TSMC N5 is 0.021um per SRAM cell in high-density configuration (still going to be 5-10x faster switching than DRAM). That's about 47.62 bits/um. With 1,000,000 um2 per mm2. EUV reticle limit is 858mm2.
That amounts to 40,857,142,857 bits or about 4.756GB. That's almost exactly 250 dies per wafer. TSMC N5 wafers cost $17,000 or roughly $68 per chip (you can get very close to 100% yields on this kind of very basic chip).
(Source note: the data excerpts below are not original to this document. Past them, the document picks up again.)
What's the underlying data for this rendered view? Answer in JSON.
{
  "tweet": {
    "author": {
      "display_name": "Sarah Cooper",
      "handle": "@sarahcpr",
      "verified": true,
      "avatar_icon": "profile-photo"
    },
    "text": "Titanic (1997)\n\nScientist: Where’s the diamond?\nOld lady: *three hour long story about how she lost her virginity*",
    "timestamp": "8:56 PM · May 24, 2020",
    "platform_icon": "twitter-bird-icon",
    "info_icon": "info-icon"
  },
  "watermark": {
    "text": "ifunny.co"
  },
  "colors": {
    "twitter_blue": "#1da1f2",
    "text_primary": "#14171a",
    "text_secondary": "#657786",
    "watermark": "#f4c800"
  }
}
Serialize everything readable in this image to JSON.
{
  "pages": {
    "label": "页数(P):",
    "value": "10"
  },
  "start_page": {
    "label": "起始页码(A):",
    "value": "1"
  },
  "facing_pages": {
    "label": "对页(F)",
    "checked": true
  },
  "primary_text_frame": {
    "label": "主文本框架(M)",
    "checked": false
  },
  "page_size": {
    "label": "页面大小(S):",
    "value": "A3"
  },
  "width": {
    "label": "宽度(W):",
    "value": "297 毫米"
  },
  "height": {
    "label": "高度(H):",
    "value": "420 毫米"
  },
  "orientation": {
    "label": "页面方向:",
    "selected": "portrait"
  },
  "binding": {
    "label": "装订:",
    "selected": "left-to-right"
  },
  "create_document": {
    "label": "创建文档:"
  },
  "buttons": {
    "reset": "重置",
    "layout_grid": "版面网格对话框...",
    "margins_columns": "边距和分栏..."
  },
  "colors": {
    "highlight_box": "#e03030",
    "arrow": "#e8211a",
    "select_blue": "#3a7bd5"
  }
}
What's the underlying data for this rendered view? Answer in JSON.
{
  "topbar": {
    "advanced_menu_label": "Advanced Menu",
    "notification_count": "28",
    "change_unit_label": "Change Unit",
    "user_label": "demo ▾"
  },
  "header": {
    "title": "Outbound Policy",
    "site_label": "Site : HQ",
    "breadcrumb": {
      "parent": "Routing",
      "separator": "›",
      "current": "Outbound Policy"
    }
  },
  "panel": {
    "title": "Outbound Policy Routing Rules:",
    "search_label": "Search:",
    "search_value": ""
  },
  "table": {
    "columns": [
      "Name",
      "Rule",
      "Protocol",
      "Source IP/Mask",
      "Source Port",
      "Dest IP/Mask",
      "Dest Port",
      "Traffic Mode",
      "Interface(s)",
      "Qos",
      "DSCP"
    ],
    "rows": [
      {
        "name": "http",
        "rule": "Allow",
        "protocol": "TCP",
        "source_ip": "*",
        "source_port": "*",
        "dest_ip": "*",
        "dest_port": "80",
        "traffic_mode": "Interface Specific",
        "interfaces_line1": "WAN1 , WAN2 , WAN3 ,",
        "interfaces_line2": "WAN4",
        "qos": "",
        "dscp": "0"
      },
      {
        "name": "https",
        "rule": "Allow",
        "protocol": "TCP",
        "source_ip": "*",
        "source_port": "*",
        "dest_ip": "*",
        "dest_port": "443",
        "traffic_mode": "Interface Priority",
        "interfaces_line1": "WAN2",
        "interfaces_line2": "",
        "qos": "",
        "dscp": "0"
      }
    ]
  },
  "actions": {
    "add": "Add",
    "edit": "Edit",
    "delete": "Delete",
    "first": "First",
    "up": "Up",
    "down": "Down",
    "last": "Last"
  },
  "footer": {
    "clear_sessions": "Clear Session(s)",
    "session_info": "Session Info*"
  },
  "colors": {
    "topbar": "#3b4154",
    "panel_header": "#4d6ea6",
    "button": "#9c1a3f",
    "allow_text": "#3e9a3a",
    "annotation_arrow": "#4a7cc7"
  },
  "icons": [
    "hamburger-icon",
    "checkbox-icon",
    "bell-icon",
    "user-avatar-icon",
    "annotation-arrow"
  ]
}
If we use part of the chip for internal controllers and interconnects, it would be about $70 per 2-4GB.
The highest-clocked DDR5 RAM I could find with minimal searching was $360 for 32GB.
The SRAM version would cost $560 at the cheapest for just the 32GB RAM not counting the RAM controller chips and all the packaging costs. With profits and everything included, your final price tag would likely be around $750 if you could produce in bulk and $1000 if you could not.
On the plus side, worrying about stuff like CAS latency would basically be a thing of the past with the bottleneck once again becoming the speed over the wire. Power consumption would also be lower without the need to constantly refresh. I doubt that anyone wants to pay that much money for disproportionally marginal increase in performance, but looking at all the people forking over thousands to scalpers for GPUs, maybe I'm wrong.
You might want to check your maths on that. It's more like 30 maximum reticle size dies per wafer IIRC. Just the area based limit is pi * 150^2 / 858 = 82, but you obviously lose a load because dies are rectangular and wafers are circular.
SRAM doesn't need to be refreshed constantly like DRAM, so SRAM will use LESS power when not switching. We think it's different because something like L1 cache is CONSTANTLY switching. It should be noted that the power cost per GB still isn't worse than DRAM, but there's way more data being transferred.
Once you reach L3/L4 cache, it's not switching nearly as often and the actual total power becomes way less than sending data over from RAM. This is one reason why AMD (and now Nvidia) saved so much power with Infinity Cache on RDNA 2.
The big issue with SRAM is that it requires 6 transistors per bit while DRAM requires 1 bit plus 1 capacitor, so capacity per mm2 of die area is much worse. That capacitor keeps thing cheap, but is also the reason why individual DRAM cells can only operate at 300-500MHz while SRAM can easily operate into the many GHz range.
Interesting. Why with SRAM is switching so much more power consuming than just maintaining? I thought with a flip flop every gate is used on pretty much every cycle while it feeds back on itself.
I would have thought reading/writing SRAM is much more expensive than idling it not because of the cost of toggling the flip-flop, but all the cache coherency stuff associated with making a change in multicore.